Davet edildiğinde, fakir, zengin ayırımı yapılmamalıdır. Eğer fakirinkine değil de sadece zenginin davetine icabet edilirse, böyle bir hareket, kibir ve gurur sınıfına girer. Şayet davet, bir etkinliğe yapılmış, davetliler girmemiş ise davetli olan kişi/kişiler, ya etkinliği önemsemediklerini, ya da dikkate almadıklarını gösterir.
KMM' ye, davet edildiği halde, mazeretsiz olarak, davete icap etmeyen milletvekili adayları, bu etkinliği, ya önemsemediler, ya da gereksiz gördüler. Oysa Sayın Sevim ŞAHİN, ve ekibi, bu etkinliği düzenlerken, maddi ve manevi, büyük fedakarlıklar yapıyorlar. Aynı fedakârlığı, KMM' ye, davet edilen, kişi/kişiler ve adaylardan da beklenir.
Milletvekili demek, demokratik ülkelerde, genel seçimler ile seçilerek parlamentoda halkı temsil hakkı kazanan kişidir.

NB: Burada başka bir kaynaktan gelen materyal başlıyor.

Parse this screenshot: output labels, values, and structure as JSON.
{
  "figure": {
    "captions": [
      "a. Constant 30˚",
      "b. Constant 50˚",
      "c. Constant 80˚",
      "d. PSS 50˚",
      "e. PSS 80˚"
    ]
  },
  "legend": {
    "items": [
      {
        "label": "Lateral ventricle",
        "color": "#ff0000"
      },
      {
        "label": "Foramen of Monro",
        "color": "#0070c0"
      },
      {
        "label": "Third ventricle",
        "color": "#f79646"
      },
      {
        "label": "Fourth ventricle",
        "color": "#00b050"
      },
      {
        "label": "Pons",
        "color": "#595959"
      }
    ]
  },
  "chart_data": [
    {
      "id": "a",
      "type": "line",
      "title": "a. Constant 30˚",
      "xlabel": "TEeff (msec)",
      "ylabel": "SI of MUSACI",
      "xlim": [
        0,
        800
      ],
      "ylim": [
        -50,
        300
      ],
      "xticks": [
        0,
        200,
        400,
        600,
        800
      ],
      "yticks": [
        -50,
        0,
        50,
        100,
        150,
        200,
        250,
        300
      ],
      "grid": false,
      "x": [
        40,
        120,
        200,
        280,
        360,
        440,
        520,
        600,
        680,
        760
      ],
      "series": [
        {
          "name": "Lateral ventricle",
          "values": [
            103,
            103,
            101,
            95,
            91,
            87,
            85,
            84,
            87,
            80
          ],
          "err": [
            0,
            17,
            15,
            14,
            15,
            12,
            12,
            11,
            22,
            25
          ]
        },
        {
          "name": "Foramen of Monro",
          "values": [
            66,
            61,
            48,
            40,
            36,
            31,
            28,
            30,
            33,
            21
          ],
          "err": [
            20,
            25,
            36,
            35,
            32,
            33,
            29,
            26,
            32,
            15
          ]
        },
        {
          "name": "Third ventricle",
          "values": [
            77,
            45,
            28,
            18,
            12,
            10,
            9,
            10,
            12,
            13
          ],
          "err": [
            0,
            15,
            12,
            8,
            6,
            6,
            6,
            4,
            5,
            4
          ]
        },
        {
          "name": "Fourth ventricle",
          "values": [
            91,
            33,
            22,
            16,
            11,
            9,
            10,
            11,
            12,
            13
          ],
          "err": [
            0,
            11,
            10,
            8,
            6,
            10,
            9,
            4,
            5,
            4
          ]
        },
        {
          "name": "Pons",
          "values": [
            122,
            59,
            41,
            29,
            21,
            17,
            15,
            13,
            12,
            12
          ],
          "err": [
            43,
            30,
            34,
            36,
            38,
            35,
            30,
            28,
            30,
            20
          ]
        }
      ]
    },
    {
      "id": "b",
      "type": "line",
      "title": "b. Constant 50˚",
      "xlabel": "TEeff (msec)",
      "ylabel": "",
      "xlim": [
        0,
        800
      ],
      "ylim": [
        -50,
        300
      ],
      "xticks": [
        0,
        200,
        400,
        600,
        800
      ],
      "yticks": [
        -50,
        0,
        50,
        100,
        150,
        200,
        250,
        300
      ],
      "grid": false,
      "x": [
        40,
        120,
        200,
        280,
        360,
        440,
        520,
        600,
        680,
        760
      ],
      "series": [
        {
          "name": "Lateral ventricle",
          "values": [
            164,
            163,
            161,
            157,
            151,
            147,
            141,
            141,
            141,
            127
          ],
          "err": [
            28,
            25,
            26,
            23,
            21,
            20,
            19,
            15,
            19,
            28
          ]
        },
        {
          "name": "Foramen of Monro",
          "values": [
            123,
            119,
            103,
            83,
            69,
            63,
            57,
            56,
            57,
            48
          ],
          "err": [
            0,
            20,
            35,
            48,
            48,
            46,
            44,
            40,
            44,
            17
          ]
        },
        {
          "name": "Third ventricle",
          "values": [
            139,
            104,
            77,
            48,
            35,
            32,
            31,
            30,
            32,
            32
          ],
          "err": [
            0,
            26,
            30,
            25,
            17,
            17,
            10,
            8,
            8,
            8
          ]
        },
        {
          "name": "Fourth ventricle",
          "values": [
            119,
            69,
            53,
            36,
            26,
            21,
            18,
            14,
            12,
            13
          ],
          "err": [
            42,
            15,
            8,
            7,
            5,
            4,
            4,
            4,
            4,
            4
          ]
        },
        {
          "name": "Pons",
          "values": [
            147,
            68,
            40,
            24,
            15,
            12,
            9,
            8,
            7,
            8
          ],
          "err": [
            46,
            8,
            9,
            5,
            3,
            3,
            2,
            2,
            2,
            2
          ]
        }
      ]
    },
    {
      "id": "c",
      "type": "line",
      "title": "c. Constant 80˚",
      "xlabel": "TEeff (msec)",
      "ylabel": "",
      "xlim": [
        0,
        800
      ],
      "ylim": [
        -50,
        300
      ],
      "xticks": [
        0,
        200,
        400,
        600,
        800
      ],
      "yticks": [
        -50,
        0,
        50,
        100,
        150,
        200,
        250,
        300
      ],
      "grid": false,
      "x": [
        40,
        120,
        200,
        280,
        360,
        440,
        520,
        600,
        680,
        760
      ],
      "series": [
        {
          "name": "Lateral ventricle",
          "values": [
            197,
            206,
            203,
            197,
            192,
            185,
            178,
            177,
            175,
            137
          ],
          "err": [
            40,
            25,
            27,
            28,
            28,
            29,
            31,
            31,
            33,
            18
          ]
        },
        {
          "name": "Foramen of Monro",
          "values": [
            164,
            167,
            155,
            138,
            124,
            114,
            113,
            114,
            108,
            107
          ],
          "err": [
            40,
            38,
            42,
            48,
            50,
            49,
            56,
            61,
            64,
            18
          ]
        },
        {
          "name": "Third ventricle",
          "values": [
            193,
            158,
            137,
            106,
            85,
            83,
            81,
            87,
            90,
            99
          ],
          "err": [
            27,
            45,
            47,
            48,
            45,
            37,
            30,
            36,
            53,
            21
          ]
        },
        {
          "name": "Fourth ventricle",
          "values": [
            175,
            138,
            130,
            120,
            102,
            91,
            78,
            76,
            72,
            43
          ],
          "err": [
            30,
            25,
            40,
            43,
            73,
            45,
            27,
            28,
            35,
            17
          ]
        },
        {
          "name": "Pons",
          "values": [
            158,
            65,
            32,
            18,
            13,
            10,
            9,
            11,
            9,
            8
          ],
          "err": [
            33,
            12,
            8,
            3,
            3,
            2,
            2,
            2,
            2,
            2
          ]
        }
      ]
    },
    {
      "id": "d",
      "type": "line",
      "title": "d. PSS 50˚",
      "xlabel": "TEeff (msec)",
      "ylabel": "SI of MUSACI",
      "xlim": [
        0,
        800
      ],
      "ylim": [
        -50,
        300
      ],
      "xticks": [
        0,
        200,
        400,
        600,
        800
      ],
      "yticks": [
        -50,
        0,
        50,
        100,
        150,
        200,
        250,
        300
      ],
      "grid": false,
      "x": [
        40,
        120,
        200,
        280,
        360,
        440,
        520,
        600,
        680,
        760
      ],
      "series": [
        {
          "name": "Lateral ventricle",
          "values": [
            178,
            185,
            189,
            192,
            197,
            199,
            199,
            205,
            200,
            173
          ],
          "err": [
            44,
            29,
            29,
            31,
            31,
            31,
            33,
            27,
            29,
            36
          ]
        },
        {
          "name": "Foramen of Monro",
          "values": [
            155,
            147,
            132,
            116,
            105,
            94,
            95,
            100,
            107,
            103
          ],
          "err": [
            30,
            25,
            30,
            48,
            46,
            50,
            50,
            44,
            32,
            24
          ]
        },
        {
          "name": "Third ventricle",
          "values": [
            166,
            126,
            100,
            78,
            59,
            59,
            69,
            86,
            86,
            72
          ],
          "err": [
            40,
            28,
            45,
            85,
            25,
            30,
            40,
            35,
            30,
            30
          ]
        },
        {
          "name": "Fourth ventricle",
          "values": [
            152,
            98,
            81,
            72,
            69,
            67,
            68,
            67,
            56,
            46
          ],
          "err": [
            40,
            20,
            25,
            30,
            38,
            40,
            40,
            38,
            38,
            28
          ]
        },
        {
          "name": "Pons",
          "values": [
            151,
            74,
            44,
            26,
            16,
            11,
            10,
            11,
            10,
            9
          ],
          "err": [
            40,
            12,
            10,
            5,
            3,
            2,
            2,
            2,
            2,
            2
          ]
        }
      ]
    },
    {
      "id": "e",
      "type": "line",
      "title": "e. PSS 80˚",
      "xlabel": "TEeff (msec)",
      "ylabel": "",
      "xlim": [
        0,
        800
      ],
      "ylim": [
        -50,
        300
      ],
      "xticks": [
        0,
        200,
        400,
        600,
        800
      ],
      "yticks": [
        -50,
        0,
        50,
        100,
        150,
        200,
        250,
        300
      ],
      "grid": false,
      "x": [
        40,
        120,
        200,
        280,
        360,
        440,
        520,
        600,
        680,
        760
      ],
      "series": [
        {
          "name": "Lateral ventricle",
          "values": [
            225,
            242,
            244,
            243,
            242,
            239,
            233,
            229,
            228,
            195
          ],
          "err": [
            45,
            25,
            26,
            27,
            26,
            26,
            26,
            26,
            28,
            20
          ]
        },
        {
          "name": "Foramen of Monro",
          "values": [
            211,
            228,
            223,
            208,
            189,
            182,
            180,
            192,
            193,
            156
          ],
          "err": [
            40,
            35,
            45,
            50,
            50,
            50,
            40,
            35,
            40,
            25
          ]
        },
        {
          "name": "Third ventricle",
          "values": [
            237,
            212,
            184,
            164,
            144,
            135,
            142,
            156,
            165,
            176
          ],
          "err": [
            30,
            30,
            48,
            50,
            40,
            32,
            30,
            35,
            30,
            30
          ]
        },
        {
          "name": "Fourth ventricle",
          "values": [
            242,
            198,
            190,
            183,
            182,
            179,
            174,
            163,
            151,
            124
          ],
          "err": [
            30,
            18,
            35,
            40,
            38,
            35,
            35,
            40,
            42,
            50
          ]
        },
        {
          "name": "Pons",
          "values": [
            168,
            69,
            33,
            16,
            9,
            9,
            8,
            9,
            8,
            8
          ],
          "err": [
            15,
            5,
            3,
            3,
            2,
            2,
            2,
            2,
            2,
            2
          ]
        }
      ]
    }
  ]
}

O nedenle de KMM gibi kuruluşlara, sahip çıkmaları, destek vermeleri ve katılarak da teşvik etmeleri gerekir.
Alsında Milletvekili adaylarının, hepsi, KMM' ye katılmış olsalardı. İşin başında, Eskişehir'de, ekip ruhu oluşacak, adaylar birbirini tanıyacak, kazanan da kendiler ve Eskişehir olacak, toplantıya katılan, kişilerde, milletvekili adaylarını tanımış olacaktı.
Oysa Türkiye'de, Küçük Millet Meclisleri nin, benzer bir örneği, ABD'de yaygın bir şekilde uygulanıyor. ABD'li parlamenter ve senatörlerin çıkıp, halka kendilerini anlattıkları toplantılara, 'Townholl meeting' adı veriliyor.
ABD' de, seçimlerden önce adaylar, bu toplantılara katılarak, kendilerini, yapacaklarını anlatıyor, soruları cevaplandırıyor ve oy istiyorlar. ABD Başkanı Barack Obama da başkanlık seçimlerinden önce, bu toplantılarda, halka kendisini anlatarak oy istedi ve sonuç ortada. Çünkü adayların, direkt halka ulaşmanın yolu bu tür toplantılardır.
Aslında Eskişehir'de, KMM' ye, milletvekili adayları gibi, sivil toplum örgütleri de arzu edilen boyutta katılmıyor. Oysa KMM' ler, kentler açısından olduğu kadar, sivil toplum ve siyasetçiler açısından da önemli kuruluşlardır.
KMM' ye, katılmayan milletvekili adayları, işin başında, ne yapmayacaklarını değil, ne yapacaklarını göstermişlerdir. Çünkü halkı temsil eden kişiler, her türlü etkinliğe sahip çıkar, öneri ve sorunlarını tespit ederek, üzerlerine düşen görevleri yerine getirirler.
Halkı içinde olmayan, etkinlikler katılmayan, sivil toplum örgütlerini desteklemeyen, milletvekili adaylarının, kente ve halka, arzu edilen boyuta hizmet getiremezler. Çünkü çağımızda, diyaloga ve halka rağmen, başarılı olmak mümkün değildir.